Acute Lymphoblastic Leukemia, or ALL, is a B-cell disorder that affects pediatric patients and is the most common childhood cancer diagnosed. Patients with this diagnosis produce too many immature B-cells; a process driven by genetic mutations or predisposing factors. It is well established that around 60% of ALL diagnoses are found to have the presence of a translocation between chromosomes 12 and 21, which produces the commonly characterized chimeric ETV6-RUNX1 protein. Another genetic change occurs in a smaller percentage of patients that involves a translocation of chromosomes 5 and 14, which affect genes in the immunoglobulin heavy chain and interleukin-3.
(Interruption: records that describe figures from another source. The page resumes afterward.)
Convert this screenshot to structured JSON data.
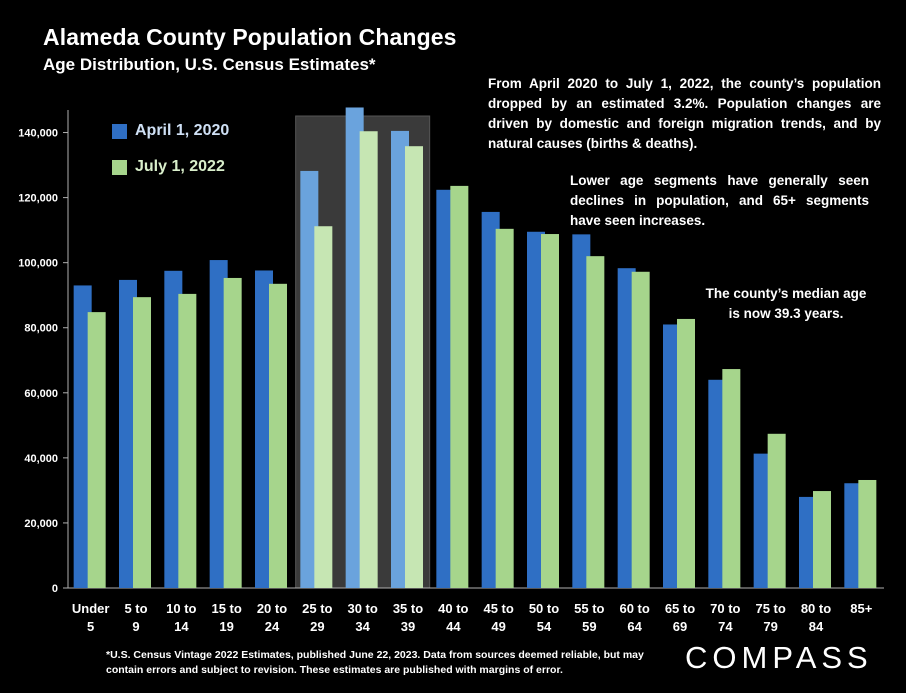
{
  "header": {
    "title": "Alameda County Population Changes",
    "subtitle": "Age Distribution, U.S. Census Estimates*"
  },
  "notes": {
    "note1": "From April 2020 to July 1, 2022, the county’s population dropped by an estimated 3.2%. Population changes are driven by domestic and foreign migration trends, and by natural causes (births & deaths).",
    "note2": "Lower age segments have generally seen declines in population, and 65+ segments have seen increases.",
    "note3": "The county’s median age is now 39.3 years."
  },
  "footnote": "*U.S. Census Vintage 2022 Estimates, published June 22, 2023. Data from sources deemed reliable, but may contain errors and subject to revision. These estimates are published with margins of error.",
  "logo": {
    "text": "COMPASS"
  },
  "colors": {
    "series1": "#2f6fc4",
    "series2": "#a6d58c",
    "series1_highlight": "#6aa3dd",
    "series2_highlight": "#c6e6b3",
    "highlight_band": "#3a3a3a",
    "axis": "#b0b0b0"
  },
  "chart_data": {
    "type": "bar",
    "categories": [
      [
        "Under",
        "5"
      ],
      [
        "5 to",
        "9"
      ],
      [
        "10 to",
        "14"
      ],
      [
        "15 to",
        "19"
      ],
      [
        "20 to",
        "24"
      ],
      [
        "25 to",
        "29"
      ],
      [
        "30 to",
        "34"
      ],
      [
        "35 to",
        "39"
      ],
      [
        "40 to",
        "44"
      ],
      [
        "45 to",
        "49"
      ],
      [
        "50 to",
        "54"
      ],
      [
        "55 to",
        "59"
      ],
      [
        "60 to",
        "64"
      ],
      [
        "65 to",
        "69"
      ],
      [
        "70 to",
        "74"
      ],
      [
        "75 to",
        "79"
      ],
      [
        "80 to",
        "84"
      ],
      [
        "85+",
        ""
      ]
    ],
    "series": [
      {
        "name": "April 1, 2020",
        "values": [
          93000,
          94700,
          97500,
          100800,
          97600,
          128200,
          147700,
          140500,
          122400,
          115600,
          109500,
          108700,
          98300,
          81000,
          64000,
          41300,
          28000,
          32200
        ]
      },
      {
        "name": "July 1, 2022",
        "values": [
          84800,
          89400,
          90400,
          95300,
          93500,
          111200,
          140400,
          135800,
          123600,
          110400,
          108800,
          102000,
          97200,
          82700,
          67300,
          47400,
          29800,
          33200
        ]
      }
    ],
    "highlight_categories": [
      5,
      6,
      7
    ],
    "ylim": [
      0,
      150000
    ],
    "yticks": [
      0,
      20000,
      40000,
      60000,
      80000,
      100000,
      120000,
      140000
    ],
    "ytick_labels": [
      "0",
      "20,000",
      "40,000",
      "60,000",
      "80,000",
      "100,000",
      "120,000",
      "140,000"
    ],
    "grid": false,
    "legend_position": "top-left"
  }
}
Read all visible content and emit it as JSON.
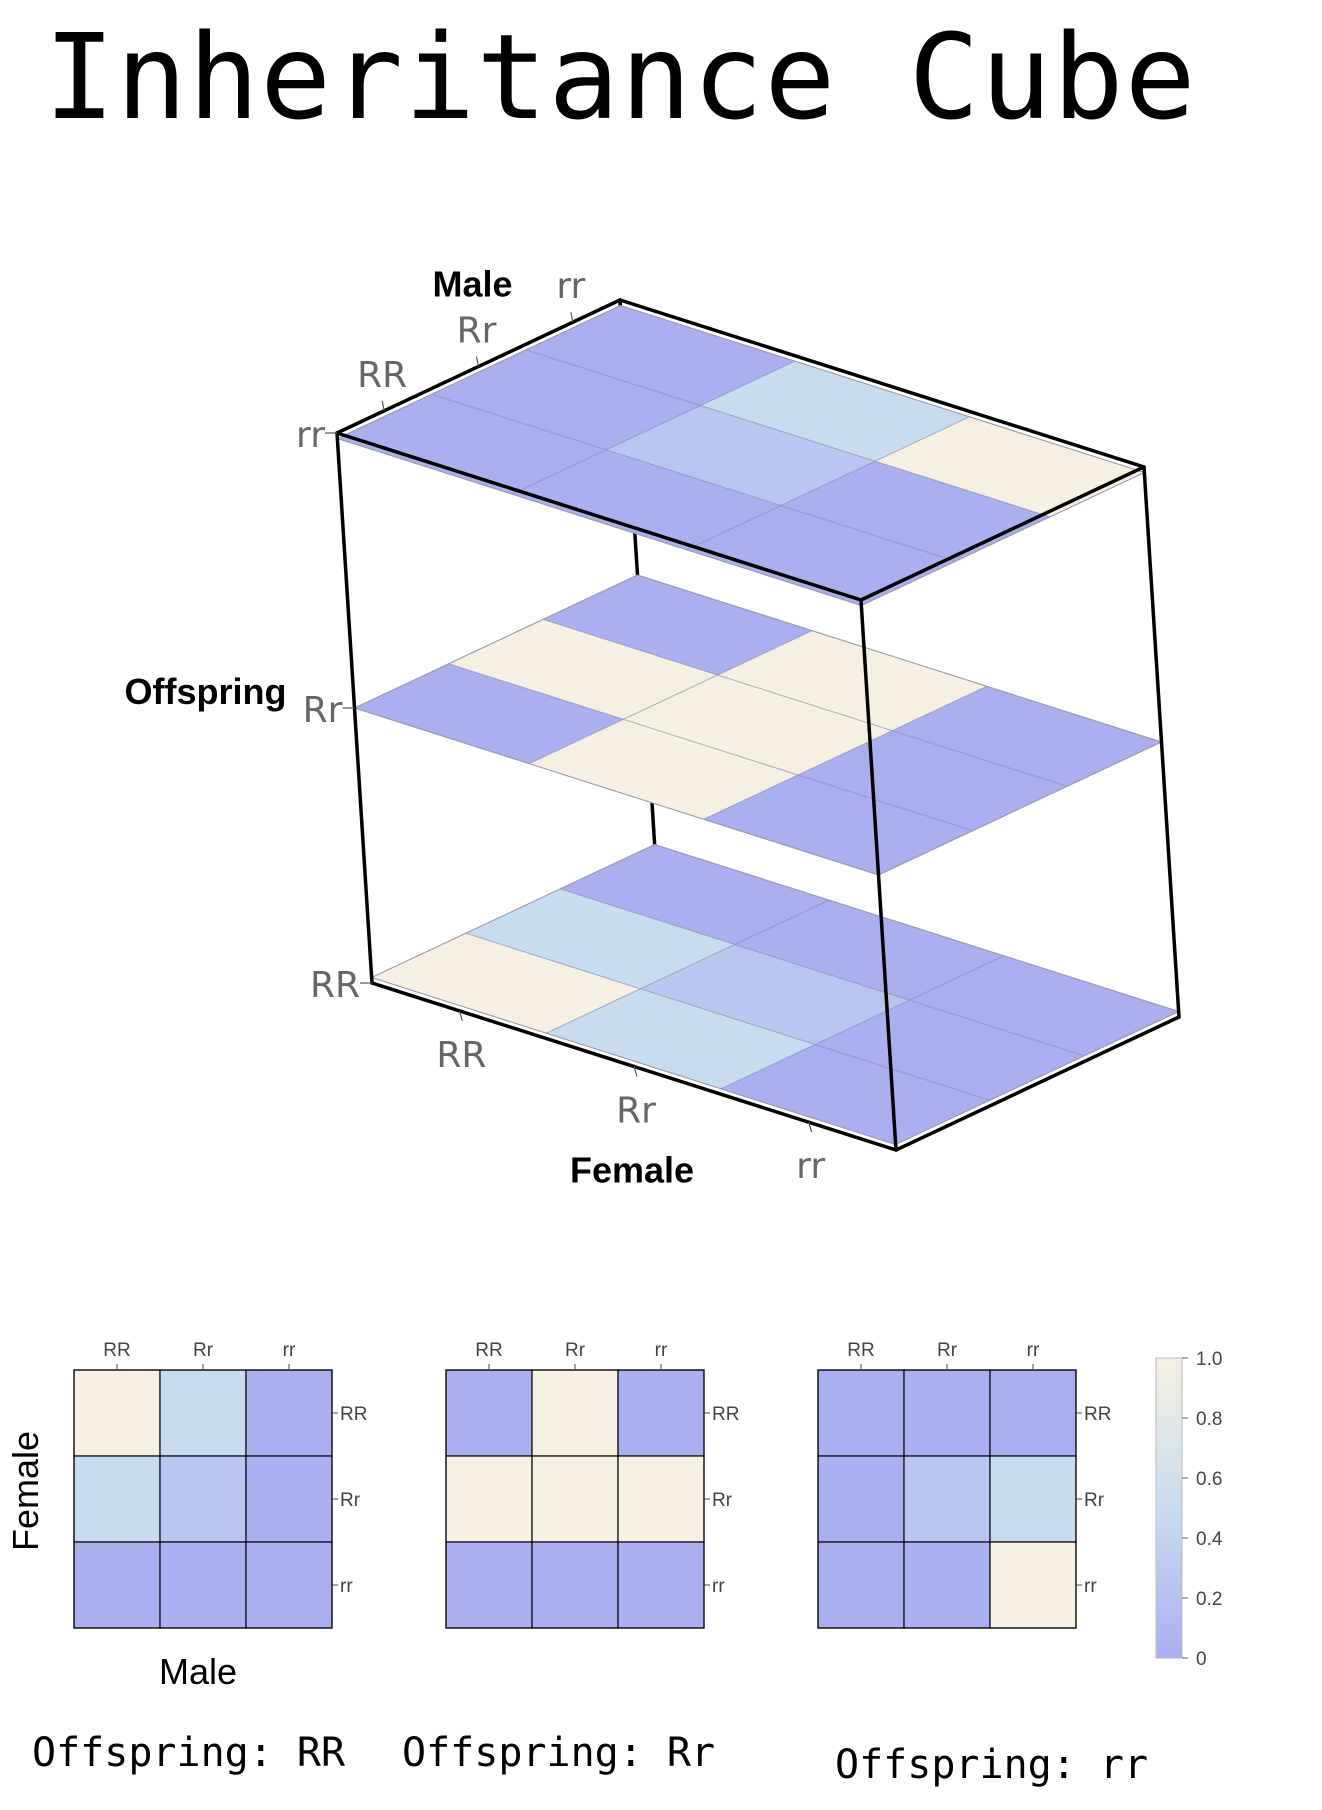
{
  "title": "Inheritance Cube",
  "colors": {
    "low": "#aaaff0",
    "mid": "#c8dcf0",
    "high": "#f5f0e1",
    "frame": "#000000",
    "tick_text": "#666666"
  },
  "chart_data": [
    {
      "type": "heatmap",
      "subtype": "3d-stacked",
      "genotypes": [
        "RR",
        "Rr",
        "rr"
      ],
      "axis_labels": {
        "female": "Female",
        "male": "Male",
        "offspring": "Offspring"
      },
      "layers": [
        {
          "offspring": "RR",
          "values": [
            [
              1.0,
              0.5,
              0.0
            ],
            [
              0.5,
              0.25,
              0.0
            ],
            [
              0.0,
              0.0,
              0.0
            ]
          ]
        },
        {
          "offspring": "Rr",
          "values": [
            [
              0.0,
              1.0,
              0.0
            ],
            [
              1.0,
              1.0,
              1.0
            ],
            [
              0.0,
              0.0,
              0.0
            ]
          ]
        },
        {
          "offspring": "rr",
          "values": [
            [
              0.0,
              0.0,
              0.0
            ],
            [
              0.0,
              0.25,
              0.5
            ],
            [
              0.0,
              0.0,
              1.0
            ]
          ]
        }
      ]
    },
    {
      "type": "heatmap",
      "caption": "Offspring: RR",
      "xlabel": "Male",
      "ylabel": "Female",
      "x_ticks": [
        "RR",
        "Rr",
        "rr"
      ],
      "y_ticks": [
        "RR",
        "Rr",
        "rr"
      ],
      "values": [
        [
          1.0,
          0.5,
          0.0
        ],
        [
          0.5,
          0.25,
          0.0
        ],
        [
          0.0,
          0.0,
          0.0
        ]
      ]
    },
    {
      "type": "heatmap",
      "caption": "Offspring: Rr",
      "x_ticks": [
        "RR",
        "Rr",
        "rr"
      ],
      "y_ticks": [
        "RR",
        "Rr",
        "rr"
      ],
      "values": [
        [
          0.0,
          1.0,
          0.0
        ],
        [
          1.0,
          1.0,
          1.0
        ],
        [
          0.0,
          0.0,
          0.0
        ]
      ]
    },
    {
      "type": "heatmap",
      "caption": "Offspring: rr",
      "x_ticks": [
        "RR",
        "Rr",
        "rr"
      ],
      "y_ticks": [
        "RR",
        "Rr",
        "rr"
      ],
      "values": [
        [
          0.0,
          0.0,
          0.0
        ],
        [
          0.0,
          0.25,
          0.5
        ],
        [
          0.0,
          0.0,
          1.0
        ]
      ],
      "colorbar": {
        "range": [
          0,
          1
        ],
        "ticks": [
          "0",
          "0.2",
          "0.4",
          "0.6",
          "0.8",
          "1.0"
        ]
      }
    }
  ]
}
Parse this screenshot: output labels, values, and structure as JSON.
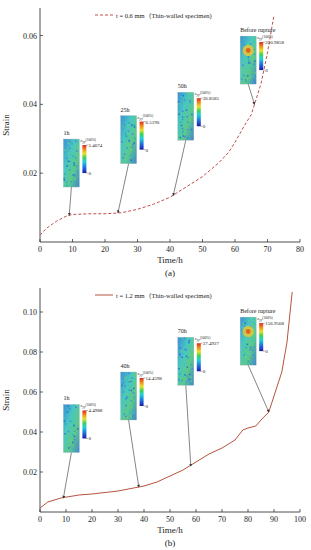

A new study just published July 6, 2018 in the journal Leukemia examined ALL and genetic risk factors, specifically locations of genetic variants and their potential association with the disease. The authors of the study utilized genome-wide association studies (GWAS) to identify 11 specific loci linked to ALL. The loci are all located in proximity to B-cell development genes. The authors of the study identified an at-risk locus at 14q11.2, which encodes a gene called CCAAT enhancer-binding protein epsilon (CEBPE). The CEBPE protein produced regulates a distinct pattern of nucleotides (CCAAT) that act as a promoter region for other genes. When the protein is upregulated, as in ALL, the promoter region is turned on and continues to promote early B-cell proliferation which becomes uncontrolled. There is a specific single nucleotide polymorphism identified that enhances that CEBPE promoter region. The variant, rs2239630, has an adenine inserted where a guanine should be. This 14q11.2 SNP risk allele affects granulocyte differentiation and myelopoetic defects. Ultimately, CEPBE differential expression may provide a basis for the 14q11.2 risk connected with ALL.
Scientific advances is sequencing genes could provide an opportunity to better predict and monitor potential patients who carry the variant allele associated in this case. Early diagnosis and treatment is key for children with ALL.